Every day of Australia’s Cole Inquiry makes it even more clear just how base and cynical the political class really is. The story is simple enough: while Australian troops were being deployed in the war against Saddam’s regime Australian trade officials were complicit in allowing nearly $300 million in kickbacks to the regime.

Australia had around 2000 personnel deployed in Iraq during the war, among the top five troop contributors in the coalition. The Desert Voice April 27, 2005
There were, of course, many more US service personnel, all put at extra risk by the illicit payments which it seems were know of and ignored by the US government. The whole affair is tantamount to ‘aiding and abetting the enemy’ and shows how little governments really care about the troops they so cynically use.


Soldiers' offspring asked to join fight
If that is not sick enough, try this little political masterpiece. In order to garner support for the continuation of the monopoly wheat export system in Australia, the system at the heart of all this duplicity, senior government ministers are organizing the descendants of the struggling soldier settlers from previous wars.
Hundreds of returned soldiers were granted land after World War I and resold later to World War II veterans in what has become rich wheat growing country. Deputy Prime Minister and Nationals leader Mark Vaile will address farmers, as will Senator Bill Heffernan, a close ally of John Howard.
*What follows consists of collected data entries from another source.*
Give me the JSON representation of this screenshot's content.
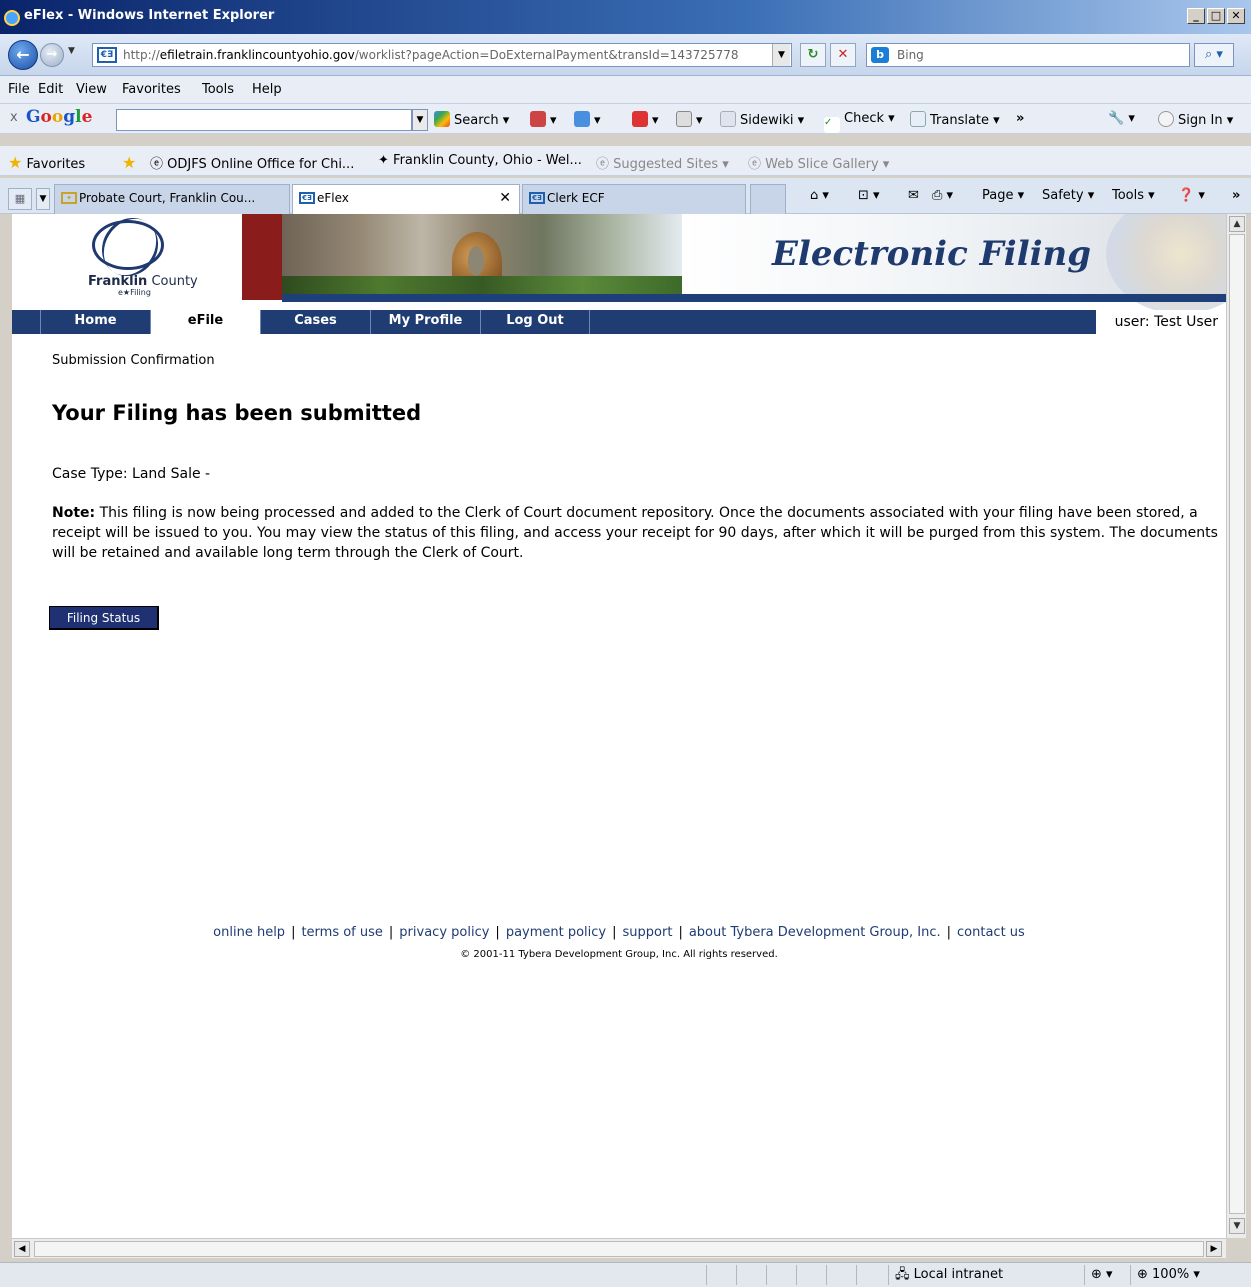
{
  "window": {
    "title": "eFlex - Windows Internet Explorer"
  },
  "address": {
    "scheme": "http://",
    "host": "efiletrain.franklincountyohio.gov",
    "path": "/worklist?pageAction=DoExternalPayment&transId=143725778",
    "search_placeholder": "Bing"
  },
  "menubar": [
    "File",
    "Edit",
    "View",
    "Favorites",
    "Tools",
    "Help"
  ],
  "google_toolbar": {
    "search_label": "Search",
    "sidewiki_label": "Sidewiki",
    "check_label": "Check",
    "translate_label": "Translate",
    "more_label": "»",
    "signin_label": "Sign In"
  },
  "favorites_bar": {
    "favorites_label": "Favorites",
    "items": [
      "ODJFS Online  Office for Chi...",
      "Franklin County, Ohio - Wel...",
      "Suggested Sites",
      "Web Slice Gallery"
    ]
  },
  "tabs": [
    {
      "label": "Probate Court, Franklin Cou..."
    },
    {
      "label": "eFlex"
    },
    {
      "label": "Clerk ECF"
    }
  ],
  "command_bar": {
    "page": "Page",
    "safety": "Safety",
    "tools": "Tools",
    "more": "»"
  },
  "site": {
    "logo_name_bold": "Franklin",
    "logo_name_rest": " County",
    "logo_sub": "e★Filing",
    "banner_title": "Electronic Filing",
    "nav": [
      "Home",
      "eFile",
      "Cases",
      "My Profile",
      "Log Out"
    ],
    "user_label": "user: Test User"
  },
  "main": {
    "page_label": "Submission Confirmation",
    "heading": "Your Filing has been submitted",
    "case_type": "Case Type: Land Sale -",
    "note_label": "Note:",
    "note_text": " This filing is now being processed and added to the Clerk of Court document repository. Once the documents associated with your filing have been stored, a receipt will be issued to you. You may view the status of this filing, and access your receipt for 90 days, after which it will be purged from this system. The documents will be retained and available long term through the Clerk of Court.",
    "filing_status_button": "Filing Status"
  },
  "footer": {
    "links": [
      "online help",
      "terms of use",
      "privacy policy",
      "payment policy",
      "support",
      "about Tybera Development Group, Inc.",
      "contact us"
    ],
    "copyright": "© 2001-11 Tybera Development Group, Inc. All rights reserved."
  },
  "statusbar": {
    "zone": "Local intranet",
    "zoom": "100%"
  },
  "colors": {
    "site_nav": "#1f3c73",
    "banner_red": "#8b1c1c",
    "link": "#1f3c73"
  }
}
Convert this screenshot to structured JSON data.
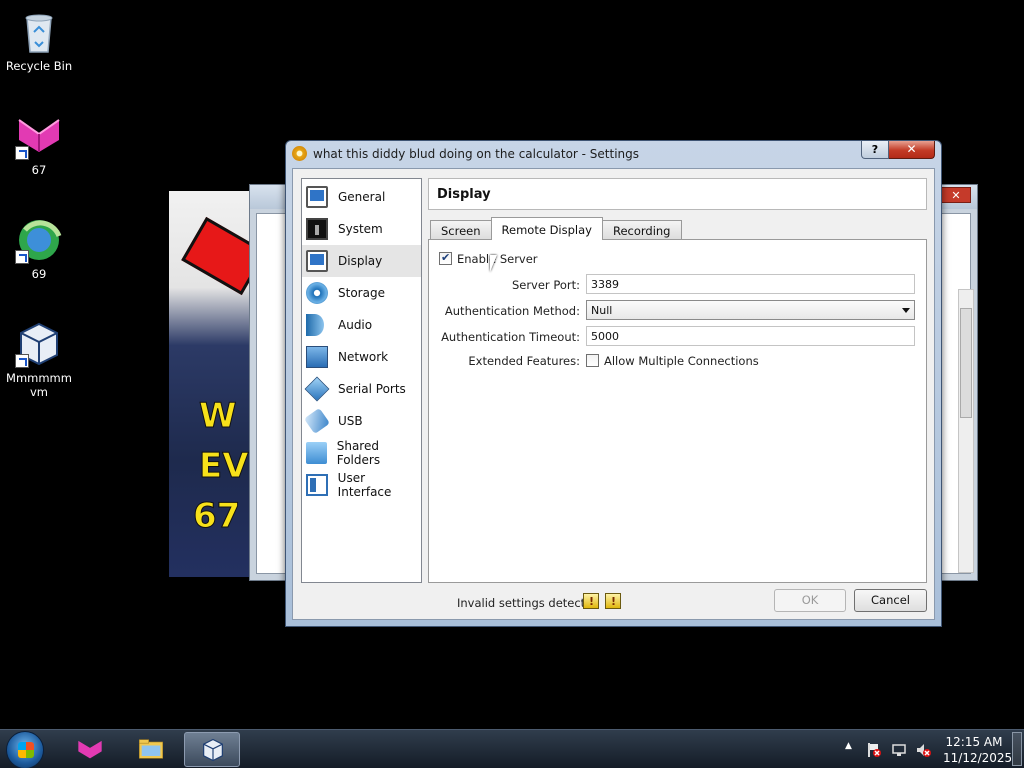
{
  "desktop": {
    "icons": [
      {
        "label": "Recycle Bin"
      },
      {
        "label": "67"
      },
      {
        "label": "69"
      },
      {
        "label": "Mmmmmm\nvm"
      }
    ]
  },
  "background_window": {
    "close_label": "✕",
    "thumbnail_text": [
      "W",
      "EV",
      "67"
    ]
  },
  "dialog": {
    "title": "what this diddy blud doing on the calculator - Settings",
    "help_label": "?",
    "close_label": "✕",
    "sidebar": [
      {
        "label": "General",
        "icon": "monitor-icon"
      },
      {
        "label": "System",
        "icon": "motherboard-icon"
      },
      {
        "label": "Display",
        "icon": "display-icon",
        "active": true
      },
      {
        "label": "Storage",
        "icon": "disk-icon"
      },
      {
        "label": "Audio",
        "icon": "speaker-icon"
      },
      {
        "label": "Network",
        "icon": "network-icon"
      },
      {
        "label": "Serial Ports",
        "icon": "serial-port-icon"
      },
      {
        "label": "USB",
        "icon": "usb-icon"
      },
      {
        "label": "Shared Folders",
        "icon": "folder-icon"
      },
      {
        "label": "User Interface",
        "icon": "user-interface-icon"
      }
    ],
    "section_title": "Display",
    "tabs": [
      {
        "label": "Screen"
      },
      {
        "label": "Remote Display",
        "active": true
      },
      {
        "label": "Recording"
      }
    ],
    "remote_display": {
      "enable_server_label": "Enable Server",
      "enable_server_checked": true,
      "server_port_label": "Server Port:",
      "server_port_value": "3389",
      "auth_method_label": "Authentication Method:",
      "auth_method_value": "Null",
      "auth_timeout_label": "Authentication Timeout:",
      "auth_timeout_value": "5000",
      "extended_features_label": "Extended Features:",
      "allow_multiple_label": "Allow Multiple Connections",
      "allow_multiple_checked": false
    },
    "invalid_settings_text": "Invalid settings detected",
    "ok_label": "OK",
    "cancel_label": "Cancel"
  },
  "taskbar": {
    "time": "12:15 AM",
    "date": "11/12/2025",
    "tray_arrow": "▲"
  },
  "colors": {
    "accent_blue": "#2f74c7",
    "close_red": "#c33b26",
    "taskbar": "#1c2633"
  }
}
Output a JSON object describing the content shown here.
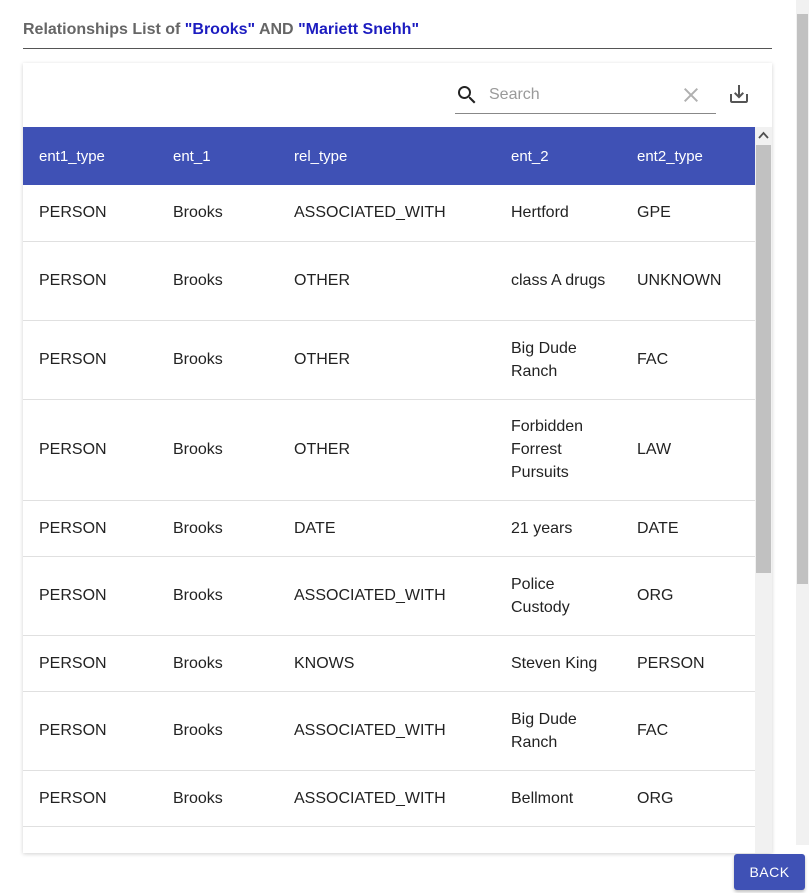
{
  "title": {
    "prefix": "Relationships List of ",
    "entity1": "\"Brooks\"",
    "joiner": " AND ",
    "entity2": "\"Mariett Snehh\""
  },
  "search": {
    "placeholder": "Search",
    "value": ""
  },
  "icons": {
    "search": "search-icon",
    "clear": "close-icon",
    "download": "download-icon"
  },
  "colors": {
    "header_bg": "#3f51b5",
    "title_highlight": "#1c1cc0"
  },
  "table": {
    "columns": [
      "ent1_type",
      "ent_1",
      "rel_type",
      "ent_2",
      "ent2_type"
    ],
    "rows": [
      [
        "PERSON",
        "Brooks",
        "ASSOCIATED_WITH",
        "Hertford",
        "GPE"
      ],
      [
        "PERSON",
        "Brooks",
        "OTHER",
        "class A drugs",
        "UNKNOWN"
      ],
      [
        "PERSON",
        "Brooks",
        "OTHER",
        "Big Dude Ranch",
        "FAC"
      ],
      [
        "PERSON",
        "Brooks",
        "OTHER",
        "Forbidden Forrest Pursuits",
        "LAW"
      ],
      [
        "PERSON",
        "Brooks",
        "DATE",
        "21 years",
        "DATE"
      ],
      [
        "PERSON",
        "Brooks",
        "ASSOCIATED_WITH",
        "Police Custody",
        "ORG"
      ],
      [
        "PERSON",
        "Brooks",
        "KNOWS",
        "Steven King",
        "PERSON"
      ],
      [
        "PERSON",
        "Brooks",
        "ASSOCIATED_WITH",
        "Big Dude Ranch",
        "FAC"
      ],
      [
        "PERSON",
        "Brooks",
        "ASSOCIATED_WITH",
        "Bellmont",
        "ORG"
      ],
      [
        "",
        "",
        "",
        "",
        ""
      ]
    ]
  },
  "back_label": "BACK"
}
Vaile is to call on the history of the wheat industry before World War II and during the Depression to highlight the difficulties before the establishment of a single desk.
Heffernan says "While ever the United States and Europeans have corrupt markets based on farm subsidies and cartels running fertilizer costs there cannot even be a remote chance of Australia giving up the single desk.”
If you were ever in any doubt about Iraq being a trade war, they should be dispelled now. Not that it really matters. Where once these cynical bastards might appeal to patriotism and other abstract emotions today the appeal is obviously and directly to greed.